= Auguste Taton =

Belgian botanist (1914-1989)
Auguste Simon Taton (25 January 1914-27 October 1989) was a Belgian botanist who worked primarily in the Belgian Congo in Africa (now known as the Democratic Republic of the Congo).

== Biography ==
He was born in Jemeppe-sur-Meuse, now a part of Seraing, Belgium. Taton graduated from the Institut Agronomique de Gembloux in 1937 with a degree in agronomy and served in the military from 25 August 1937 to 25 February 1939. From 1941 to 1945 he served as an associate with the Institut des Parcs nationaux du Congo belge (Institute of National Parks of the Belgian Congo), identifying herbarium specimens collected in Albert National Park, now known as Virunga National Park. In November 1945 he became the assistant to the Division of Botany at the INEAC (Institut National pour l’Étude Agronomique au Congo Belge).

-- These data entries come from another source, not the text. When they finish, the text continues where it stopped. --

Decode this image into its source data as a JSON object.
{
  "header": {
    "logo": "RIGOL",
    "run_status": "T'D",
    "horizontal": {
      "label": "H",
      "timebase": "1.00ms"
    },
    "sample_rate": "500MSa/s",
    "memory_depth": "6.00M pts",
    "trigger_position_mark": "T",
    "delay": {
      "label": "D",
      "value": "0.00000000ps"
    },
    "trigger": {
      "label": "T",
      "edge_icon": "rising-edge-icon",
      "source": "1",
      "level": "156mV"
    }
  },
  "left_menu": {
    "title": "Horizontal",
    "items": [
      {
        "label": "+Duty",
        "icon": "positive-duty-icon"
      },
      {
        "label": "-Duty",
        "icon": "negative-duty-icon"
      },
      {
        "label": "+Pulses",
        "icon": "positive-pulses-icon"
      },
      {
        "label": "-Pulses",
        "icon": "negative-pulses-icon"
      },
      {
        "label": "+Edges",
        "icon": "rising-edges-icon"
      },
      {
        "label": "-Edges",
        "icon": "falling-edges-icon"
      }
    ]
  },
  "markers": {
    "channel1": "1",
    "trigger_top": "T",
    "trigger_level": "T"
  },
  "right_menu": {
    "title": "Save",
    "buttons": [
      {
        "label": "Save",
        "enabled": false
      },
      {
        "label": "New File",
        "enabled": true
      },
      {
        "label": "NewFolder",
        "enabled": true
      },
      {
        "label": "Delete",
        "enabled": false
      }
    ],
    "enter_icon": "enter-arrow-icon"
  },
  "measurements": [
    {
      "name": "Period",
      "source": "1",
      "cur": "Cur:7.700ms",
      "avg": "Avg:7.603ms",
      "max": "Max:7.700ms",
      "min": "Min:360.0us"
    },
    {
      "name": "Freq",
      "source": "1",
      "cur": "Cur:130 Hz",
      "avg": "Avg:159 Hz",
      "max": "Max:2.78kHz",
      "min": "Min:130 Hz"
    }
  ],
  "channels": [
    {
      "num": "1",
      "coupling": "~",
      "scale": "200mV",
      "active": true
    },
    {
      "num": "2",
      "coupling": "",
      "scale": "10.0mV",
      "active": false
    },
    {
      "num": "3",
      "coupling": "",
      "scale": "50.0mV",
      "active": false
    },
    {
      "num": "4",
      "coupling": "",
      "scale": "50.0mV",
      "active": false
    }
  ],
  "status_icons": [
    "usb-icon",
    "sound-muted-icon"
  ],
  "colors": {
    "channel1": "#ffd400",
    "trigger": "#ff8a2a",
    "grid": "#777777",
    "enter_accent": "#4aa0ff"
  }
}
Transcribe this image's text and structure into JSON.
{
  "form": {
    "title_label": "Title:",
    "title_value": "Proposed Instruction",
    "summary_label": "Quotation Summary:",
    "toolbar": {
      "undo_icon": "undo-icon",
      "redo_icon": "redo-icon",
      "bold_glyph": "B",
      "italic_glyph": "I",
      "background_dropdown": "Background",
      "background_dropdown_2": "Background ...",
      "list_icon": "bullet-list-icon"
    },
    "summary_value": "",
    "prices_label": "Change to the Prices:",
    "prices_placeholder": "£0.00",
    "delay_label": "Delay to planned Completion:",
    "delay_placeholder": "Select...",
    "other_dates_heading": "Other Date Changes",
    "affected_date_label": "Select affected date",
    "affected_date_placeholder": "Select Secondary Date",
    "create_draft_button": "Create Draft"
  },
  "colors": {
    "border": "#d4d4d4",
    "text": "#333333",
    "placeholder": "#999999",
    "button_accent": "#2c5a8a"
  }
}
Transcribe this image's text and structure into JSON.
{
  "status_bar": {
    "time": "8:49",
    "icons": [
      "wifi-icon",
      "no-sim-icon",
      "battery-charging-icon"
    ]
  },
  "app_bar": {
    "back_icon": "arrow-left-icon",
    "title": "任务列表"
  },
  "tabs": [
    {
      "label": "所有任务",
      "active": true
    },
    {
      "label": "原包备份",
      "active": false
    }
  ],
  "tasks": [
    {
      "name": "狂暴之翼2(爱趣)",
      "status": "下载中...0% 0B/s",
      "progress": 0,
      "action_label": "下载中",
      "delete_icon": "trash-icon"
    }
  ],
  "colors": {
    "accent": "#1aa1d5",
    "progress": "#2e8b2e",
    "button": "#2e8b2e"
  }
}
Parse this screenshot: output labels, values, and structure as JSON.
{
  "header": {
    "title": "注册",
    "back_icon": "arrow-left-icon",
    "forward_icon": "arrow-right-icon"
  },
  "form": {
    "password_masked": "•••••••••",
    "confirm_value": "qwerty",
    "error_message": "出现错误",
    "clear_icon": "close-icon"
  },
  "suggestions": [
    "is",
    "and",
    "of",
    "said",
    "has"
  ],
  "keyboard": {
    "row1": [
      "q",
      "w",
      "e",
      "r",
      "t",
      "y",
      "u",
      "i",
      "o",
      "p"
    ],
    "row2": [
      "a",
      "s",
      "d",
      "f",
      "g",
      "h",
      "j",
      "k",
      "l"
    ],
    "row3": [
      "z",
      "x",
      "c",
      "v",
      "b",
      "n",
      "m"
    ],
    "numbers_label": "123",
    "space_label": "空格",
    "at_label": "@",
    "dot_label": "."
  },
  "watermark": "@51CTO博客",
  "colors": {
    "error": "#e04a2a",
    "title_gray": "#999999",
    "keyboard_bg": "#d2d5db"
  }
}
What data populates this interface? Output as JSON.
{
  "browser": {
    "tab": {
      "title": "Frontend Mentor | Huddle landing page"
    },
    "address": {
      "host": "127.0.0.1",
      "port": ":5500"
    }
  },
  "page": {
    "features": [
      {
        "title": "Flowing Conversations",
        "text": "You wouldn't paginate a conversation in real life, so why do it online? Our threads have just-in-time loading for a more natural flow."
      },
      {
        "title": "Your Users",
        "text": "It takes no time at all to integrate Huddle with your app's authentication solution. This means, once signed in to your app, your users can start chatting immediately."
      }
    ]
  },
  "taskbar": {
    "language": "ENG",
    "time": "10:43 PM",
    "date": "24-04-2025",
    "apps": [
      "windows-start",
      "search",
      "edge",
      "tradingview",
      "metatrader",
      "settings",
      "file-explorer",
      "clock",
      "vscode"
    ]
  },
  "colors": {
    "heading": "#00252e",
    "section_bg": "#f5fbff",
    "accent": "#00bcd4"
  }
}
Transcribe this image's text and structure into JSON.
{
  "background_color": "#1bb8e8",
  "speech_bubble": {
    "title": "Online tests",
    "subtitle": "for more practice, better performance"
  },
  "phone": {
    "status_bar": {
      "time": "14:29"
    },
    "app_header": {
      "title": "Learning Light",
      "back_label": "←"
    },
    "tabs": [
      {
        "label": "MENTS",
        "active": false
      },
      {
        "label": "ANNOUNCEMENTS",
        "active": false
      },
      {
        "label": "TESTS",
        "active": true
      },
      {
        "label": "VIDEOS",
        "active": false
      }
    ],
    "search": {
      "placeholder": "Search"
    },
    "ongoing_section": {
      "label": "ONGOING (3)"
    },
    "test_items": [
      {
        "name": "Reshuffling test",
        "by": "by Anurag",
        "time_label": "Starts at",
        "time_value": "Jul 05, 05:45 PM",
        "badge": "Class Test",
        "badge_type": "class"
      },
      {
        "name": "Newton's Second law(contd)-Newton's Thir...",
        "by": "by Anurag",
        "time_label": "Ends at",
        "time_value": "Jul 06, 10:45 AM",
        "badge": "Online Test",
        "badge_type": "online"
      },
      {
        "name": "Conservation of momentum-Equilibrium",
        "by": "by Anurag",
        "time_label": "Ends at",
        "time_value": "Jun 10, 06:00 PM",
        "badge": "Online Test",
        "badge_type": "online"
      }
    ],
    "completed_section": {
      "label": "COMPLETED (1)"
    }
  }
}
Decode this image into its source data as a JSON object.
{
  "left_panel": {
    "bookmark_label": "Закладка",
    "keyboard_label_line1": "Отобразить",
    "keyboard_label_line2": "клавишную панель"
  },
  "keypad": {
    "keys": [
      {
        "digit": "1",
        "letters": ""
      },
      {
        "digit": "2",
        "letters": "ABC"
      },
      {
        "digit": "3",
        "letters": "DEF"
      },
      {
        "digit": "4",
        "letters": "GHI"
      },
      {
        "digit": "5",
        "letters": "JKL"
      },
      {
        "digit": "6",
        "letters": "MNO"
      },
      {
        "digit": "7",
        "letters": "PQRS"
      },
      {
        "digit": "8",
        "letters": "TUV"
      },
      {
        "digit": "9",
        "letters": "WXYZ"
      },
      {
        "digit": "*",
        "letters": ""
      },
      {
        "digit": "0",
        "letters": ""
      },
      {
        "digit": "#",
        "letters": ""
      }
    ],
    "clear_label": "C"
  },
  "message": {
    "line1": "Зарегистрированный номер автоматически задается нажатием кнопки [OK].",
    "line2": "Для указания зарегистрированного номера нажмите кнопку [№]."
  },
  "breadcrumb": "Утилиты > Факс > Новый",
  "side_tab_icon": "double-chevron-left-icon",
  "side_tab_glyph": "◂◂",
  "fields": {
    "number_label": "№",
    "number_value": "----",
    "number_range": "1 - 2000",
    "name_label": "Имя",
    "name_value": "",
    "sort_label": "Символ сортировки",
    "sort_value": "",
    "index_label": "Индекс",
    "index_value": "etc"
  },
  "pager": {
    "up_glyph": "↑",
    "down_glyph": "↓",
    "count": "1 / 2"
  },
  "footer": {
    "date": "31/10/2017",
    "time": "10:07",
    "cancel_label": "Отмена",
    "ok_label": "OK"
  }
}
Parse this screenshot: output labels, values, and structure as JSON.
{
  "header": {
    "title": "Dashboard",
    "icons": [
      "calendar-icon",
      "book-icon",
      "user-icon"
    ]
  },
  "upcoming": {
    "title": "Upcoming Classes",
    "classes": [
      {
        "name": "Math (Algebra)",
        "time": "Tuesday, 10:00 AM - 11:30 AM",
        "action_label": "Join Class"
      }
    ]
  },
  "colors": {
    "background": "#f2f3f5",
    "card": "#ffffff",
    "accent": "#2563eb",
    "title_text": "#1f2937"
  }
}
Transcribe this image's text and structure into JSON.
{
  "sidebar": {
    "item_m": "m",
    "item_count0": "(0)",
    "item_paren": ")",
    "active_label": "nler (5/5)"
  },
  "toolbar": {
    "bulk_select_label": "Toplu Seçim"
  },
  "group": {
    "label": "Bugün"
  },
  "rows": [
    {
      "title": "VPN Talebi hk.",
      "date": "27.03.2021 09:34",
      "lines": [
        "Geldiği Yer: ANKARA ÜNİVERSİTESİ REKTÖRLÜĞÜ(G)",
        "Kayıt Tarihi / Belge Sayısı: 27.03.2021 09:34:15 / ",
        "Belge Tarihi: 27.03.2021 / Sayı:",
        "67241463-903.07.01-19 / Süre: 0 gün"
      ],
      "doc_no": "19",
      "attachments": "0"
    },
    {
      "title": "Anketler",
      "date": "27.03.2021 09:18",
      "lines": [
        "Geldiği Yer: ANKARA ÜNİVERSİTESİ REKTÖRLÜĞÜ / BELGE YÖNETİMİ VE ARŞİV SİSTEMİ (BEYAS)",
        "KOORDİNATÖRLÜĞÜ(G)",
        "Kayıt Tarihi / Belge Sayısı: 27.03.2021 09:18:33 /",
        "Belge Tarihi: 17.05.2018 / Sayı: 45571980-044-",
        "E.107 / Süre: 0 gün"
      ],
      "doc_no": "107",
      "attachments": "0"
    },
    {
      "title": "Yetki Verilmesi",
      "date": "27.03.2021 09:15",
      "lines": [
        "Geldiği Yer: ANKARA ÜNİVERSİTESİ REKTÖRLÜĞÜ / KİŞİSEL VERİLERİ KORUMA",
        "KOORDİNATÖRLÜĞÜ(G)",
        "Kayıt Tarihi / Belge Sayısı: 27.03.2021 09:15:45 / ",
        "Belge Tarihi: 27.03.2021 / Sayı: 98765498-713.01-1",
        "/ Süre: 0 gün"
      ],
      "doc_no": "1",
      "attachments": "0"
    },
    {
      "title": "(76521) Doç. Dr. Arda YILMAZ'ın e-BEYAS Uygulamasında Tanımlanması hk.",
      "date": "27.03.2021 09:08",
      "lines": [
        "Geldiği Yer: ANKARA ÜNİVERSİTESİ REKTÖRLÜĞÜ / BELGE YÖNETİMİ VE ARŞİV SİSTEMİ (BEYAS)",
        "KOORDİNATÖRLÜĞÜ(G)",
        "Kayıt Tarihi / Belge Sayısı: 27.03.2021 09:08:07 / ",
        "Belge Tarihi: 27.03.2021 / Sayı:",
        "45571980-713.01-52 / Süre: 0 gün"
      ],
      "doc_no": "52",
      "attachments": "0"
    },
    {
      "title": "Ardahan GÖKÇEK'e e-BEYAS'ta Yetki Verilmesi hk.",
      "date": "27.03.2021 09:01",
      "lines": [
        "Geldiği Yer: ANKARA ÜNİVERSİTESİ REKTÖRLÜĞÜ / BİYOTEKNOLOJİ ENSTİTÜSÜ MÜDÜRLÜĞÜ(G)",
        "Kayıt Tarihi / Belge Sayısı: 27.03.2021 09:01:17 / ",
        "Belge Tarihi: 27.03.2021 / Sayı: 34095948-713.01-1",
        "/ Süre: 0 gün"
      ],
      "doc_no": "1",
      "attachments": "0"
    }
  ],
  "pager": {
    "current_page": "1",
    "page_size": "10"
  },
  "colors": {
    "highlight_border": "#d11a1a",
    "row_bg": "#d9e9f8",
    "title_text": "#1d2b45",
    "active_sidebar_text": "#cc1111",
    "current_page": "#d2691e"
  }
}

In 1952, he continued his studies in the United States at the University of Wisconsin–Madison and the University of Massachusetts Amherst, taking courses in agrostology (study of grasses).

From September 1956 to February 1961, Taton was the head of the INEAC station in Kivu. During his time in the Democratic Republic of the Congo, he collected 1624 herbarium specimens, which he deposited at the botanical garden in Brussels (Jardin botanique de l’Etat à Bruxelles) and Yangambi. Beginning in July 1961 Taton worked on the flora of the Democratic Republic of the Congo, Rwanda, and Burundi at the Belgian Institute for the encouragement of scientific research overseas (Institut belge pour l’encouragement de la recherche scientifique d’outre-mer) and then at the Belgian Ministry of Education and Culture.

From April 1963 to June 1966 Taton was used by the Food and Agriculture Organization as a representative in Kivu and Kinshasa and then later placed on an agrostology mission in Morocco. While in Morocco, he collected nearly 450 herbarium specimens, of which only 51 reached the National Botanic Garden of Belgium, the rest being lost in transit. He then continued to work on his treatment of the flora of the Democratic Republic of the Congo, Rwanda, and Burundi, which eventually became his 1972 Flora of Central Africa (Flore d’Afrique centrale). In July 1971, he was promoted to chief of the Dialypétales-Sympétales section at the Spermatophytes-Ptéidophytes Department, focusing on the herbarium collections of tropical Africa.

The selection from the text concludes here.